I did not, and I burst out laughing.
Late May and early June is arguably the busiest time of the year for me as an education reporter. I haven’t quite recovered, apparently.
I attended six graduation ceremonies this year, and with the help of my colleagues and community contributors, we covered a total of 10: Legacy Christian Academy, PACT Charter School, Anoka-Hennepin Regional and Technical high schools, St. Francis High School, Coon Rapids High School, Andover High School, Anoka High School, Blaine High School, Metro North Adult Basic Education and Spring Lake Park High School.
Each ceremony is a little different, and I’ve come to find that the length of graduation at any given school is inversely proportional to the size of the graduating class. With smaller classes, baby pictures are shown and scholarship winners are recognized. Larger classes realize it will take eons just to get everyone through the line to receive their diplomas, so not much else populates the program.
I gave a graduation speech at my own commencement ceremony (and sobbed uncontrollably through it), so I always like to listen to the student speeches, furiously taking notes all the while.
My speech centered around a quote from German philosopher Georg Wilhelm Friedrich Hegel: “Nothing great in the world has ever been accomplished without passion.”
I still believe that passion is an important ingredient in success.
My speech was very personal and called out many of my 76 classmates by name.
Few speeches, if any, that I heard this year included personal shout-outs, but most did center around a theme.
As an anxious person, I particularly enjoyed PACT Salutatorian Hannah Breitzmann’s address, which focused on overcoming fears. She bravely discussed her own struggle with anxiety, crippling panic attacks, and wove in humor, listing phobias few had heard of – Anatidaephobia, fear of a duck watching somewhere nearby; Pentheraphobia, fear of one’s mother-in-law; and Paraphobia, fear of the pope.

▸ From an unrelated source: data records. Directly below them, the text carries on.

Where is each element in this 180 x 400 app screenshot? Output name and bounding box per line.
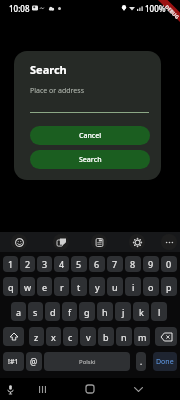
button[interactable]: g	[79, 302, 95, 321]
button[interactable]: k	[133, 302, 149, 321]
staticText: n	[121, 331, 127, 343]
button[interactable]: Keyboard tool	[161, 234, 177, 250]
staticText: v	[86, 331, 91, 343]
button[interactable]: o	[143, 277, 159, 296]
button[interactable]: 7	[107, 256, 123, 272]
button[interactable]: 9	[143, 256, 159, 272]
staticText: 1	[8, 258, 14, 270]
staticText: 6	[94, 258, 100, 270]
staticText: @	[30, 356, 38, 367]
staticText: Place or address	[30, 86, 84, 96]
button[interactable]: p	[161, 277, 177, 296]
button[interactable]: Keyboard tool	[53, 234, 69, 250]
staticText: a	[16, 306, 22, 318]
button[interactable]: 3	[37, 256, 52, 272]
staticText: 8	[130, 258, 136, 270]
button[interactable]: Voice input	[2, 378, 18, 400]
staticText: 0	[166, 258, 172, 270]
button[interactable]: f	[62, 302, 77, 321]
staticText: p	[166, 281, 172, 293]
staticText: u	[112, 281, 118, 293]
button[interactable]: Keyboard tool	[11, 234, 27, 250]
button[interactable]: s	[28, 302, 43, 321]
staticText: z	[34, 331, 39, 343]
button[interactable]: 0	[161, 256, 177, 272]
staticText: q	[8, 281, 14, 293]
staticText: e	[42, 281, 48, 293]
button[interactable]: y	[89, 277, 105, 296]
button[interactable]: Cancel	[30, 126, 150, 145]
button[interactable]: Keyboard tool	[91, 234, 107, 250]
button[interactable]: .	[136, 352, 146, 371]
staticText: h	[102, 306, 108, 318]
staticText: r	[60, 281, 64, 293]
button[interactable]: 6	[89, 256, 105, 272]
button[interactable]: v	[80, 327, 96, 346]
button[interactable]: i	[125, 277, 141, 296]
button[interactable]: a	[11, 302, 26, 321]
staticText: Search	[30, 62, 67, 77]
button[interactable]: c	[63, 327, 78, 346]
staticText: Done	[156, 357, 174, 367]
staticText: 4	[59, 258, 65, 270]
button[interactable]: u	[107, 277, 123, 296]
button[interactable]: 4	[54, 256, 69, 272]
staticText: b	[103, 331, 109, 343]
staticText: Cancel	[79, 131, 102, 141]
button[interactable]: Keyboard tool	[129, 234, 145, 250]
button[interactable]: q	[3, 277, 18, 296]
button[interactable]: Hide keyboard	[123, 378, 153, 400]
staticText: 2	[25, 258, 31, 270]
staticText: 3	[42, 258, 48, 270]
button[interactable]: w	[20, 277, 35, 296]
button[interactable]: Done	[153, 352, 177, 371]
button[interactable]: r	[54, 277, 69, 296]
button[interactable]: @	[26, 352, 42, 371]
button[interactable]: l	[151, 302, 167, 321]
staticText: f	[68, 306, 72, 318]
button[interactable]: 8	[125, 256, 141, 272]
staticText: t	[77, 281, 81, 293]
staticText: 100%	[145, 3, 166, 14]
button[interactable]: Home	[75, 378, 105, 400]
staticText: m	[138, 331, 147, 343]
staticText: i	[132, 281, 135, 293]
button[interactable]: x	[46, 327, 61, 346]
staticText: 10:08	[9, 3, 30, 14]
button[interactable]: Backspace	[155, 327, 177, 346]
staticText: x	[51, 331, 56, 343]
button[interactable]: b	[98, 327, 114, 346]
button[interactable]: Search	[30, 150, 150, 169]
staticText: g	[84, 306, 90, 318]
staticText: Search	[79, 155, 102, 165]
staticText: DEBUG	[163, 4, 180, 21]
button[interactable]: !#1	[3, 352, 24, 371]
staticText: 9	[148, 258, 154, 270]
staticText: o	[148, 281, 154, 293]
button[interactable]: 5	[71, 256, 87, 272]
button[interactable]: Polski	[44, 352, 130, 371]
staticText: w	[24, 281, 32, 293]
button[interactable]: m	[134, 327, 150, 346]
staticText: 7	[112, 258, 118, 270]
button[interactable]: n	[116, 327, 132, 346]
staticText: 5	[76, 258, 82, 270]
button[interactable]: 1	[3, 256, 18, 272]
button[interactable]: h	[97, 302, 113, 321]
staticText: d	[50, 306, 56, 318]
staticText: y	[95, 281, 100, 293]
button[interactable]: z	[29, 327, 44, 346]
staticText: k	[139, 306, 144, 318]
button[interactable]: d	[45, 302, 60, 321]
button[interactable]: j	[115, 302, 131, 321]
button[interactable]: 2	[20, 256, 35, 272]
staticText: !#1	[8, 357, 19, 367]
button[interactable]: e	[37, 277, 52, 296]
staticText: l	[158, 306, 161, 318]
button[interactable]: Recent apps	[27, 378, 57, 400]
button[interactable]: t	[71, 277, 87, 296]
button[interactable]: Shift	[3, 327, 24, 346]
staticText: s	[33, 306, 38, 318]
staticText: .	[140, 356, 143, 367]
staticText: c	[68, 331, 73, 343]
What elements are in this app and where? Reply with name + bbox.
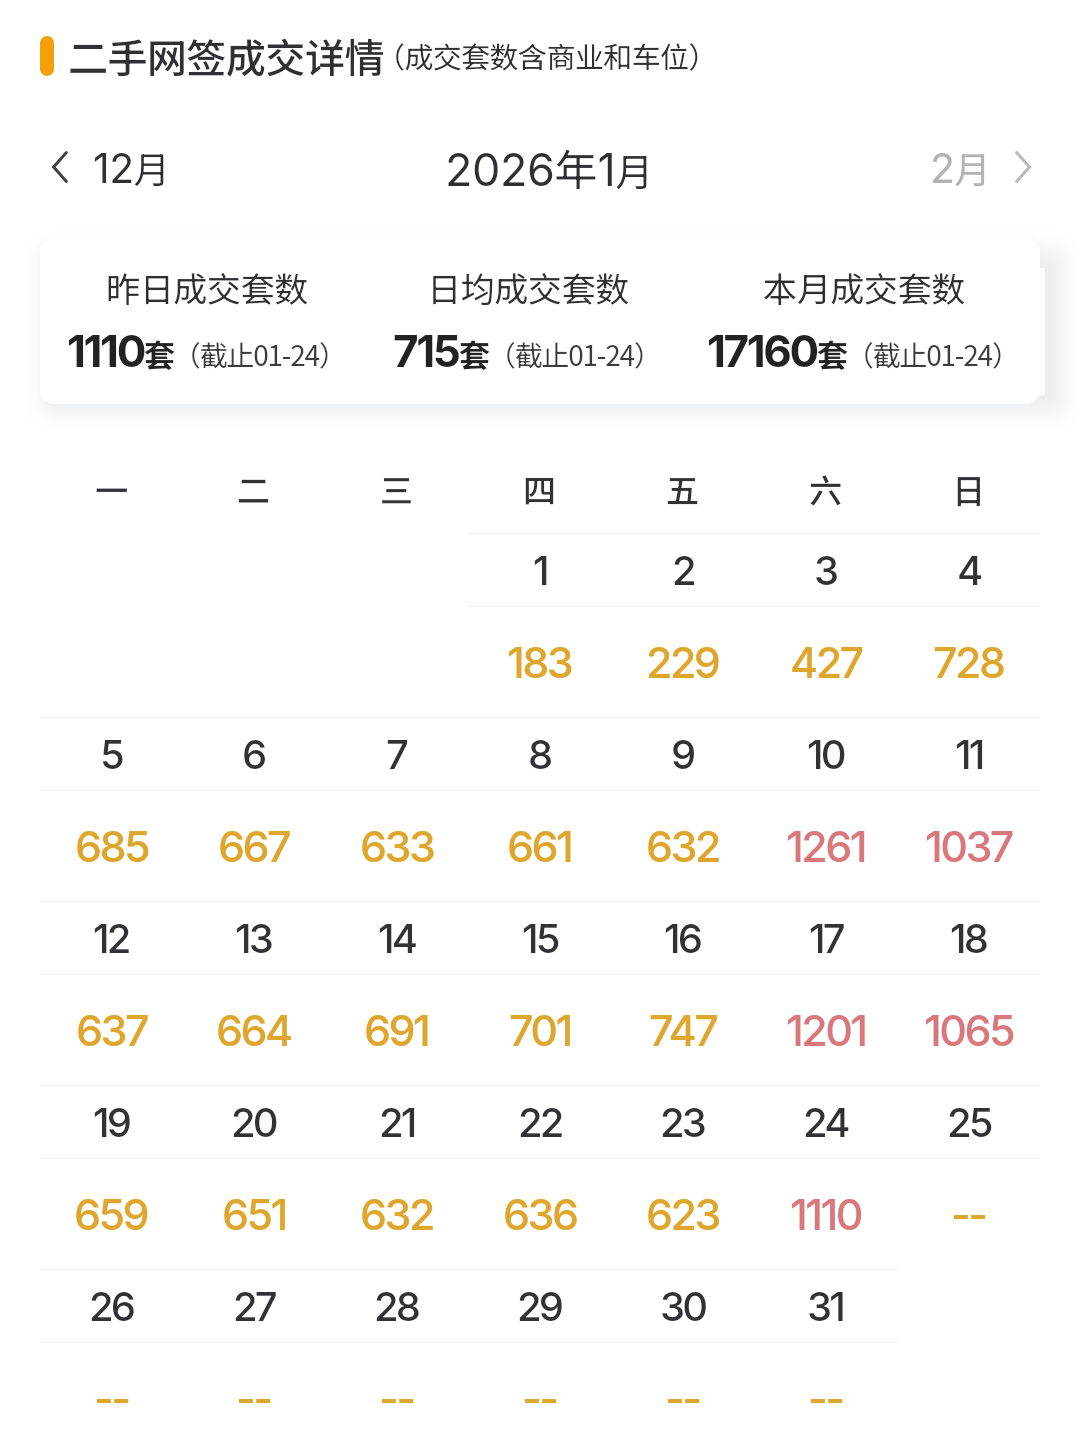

Coon Rapids High School graduate Chun Pha’s speech also caught my attention with its creativity. I’ve heard multiple speeches compare high school to a chapter in a book, but it’s a sign of the times that Pha compared it to a Netflix show students binge-watched – very timely with new seasons of my favorite programs released days before commencement. House of Cards Season 5, anyone?
The graduation at Anoka Technical College for Anoka-Hennepin Regional and Technical high schools is always one of my favorites. Students have overcome so much, and stories shared this year in four student speeches were a testament to students’ hard work and dedication.
Mark Mugambi’s story was particularly gripping. He moved to the United States from Africa to be with his mother, who was given a few months to live after a cancer diagnosis.
She died, but not before imparting the following wisdom, which Mugambi shared with his classmates: “Whatever you dream, dream bigger.”
Many people react sympathetically when I tell them about my start-of-the-summer plans to attend six or more graduations. But I wouldn’t change a thing.
I am always so proud during graduation, even though I don’t usually know any of graduates personally. Securing that diploma is a big deal.
I still get emotional, like I did at my own graduation. The ceremony is a turning point for these young people. Things will never be the same.
Capturing moments before, during and after the ceremony for families is a true privilege.
After a year’s rest, I think I’ll be ready for more next May.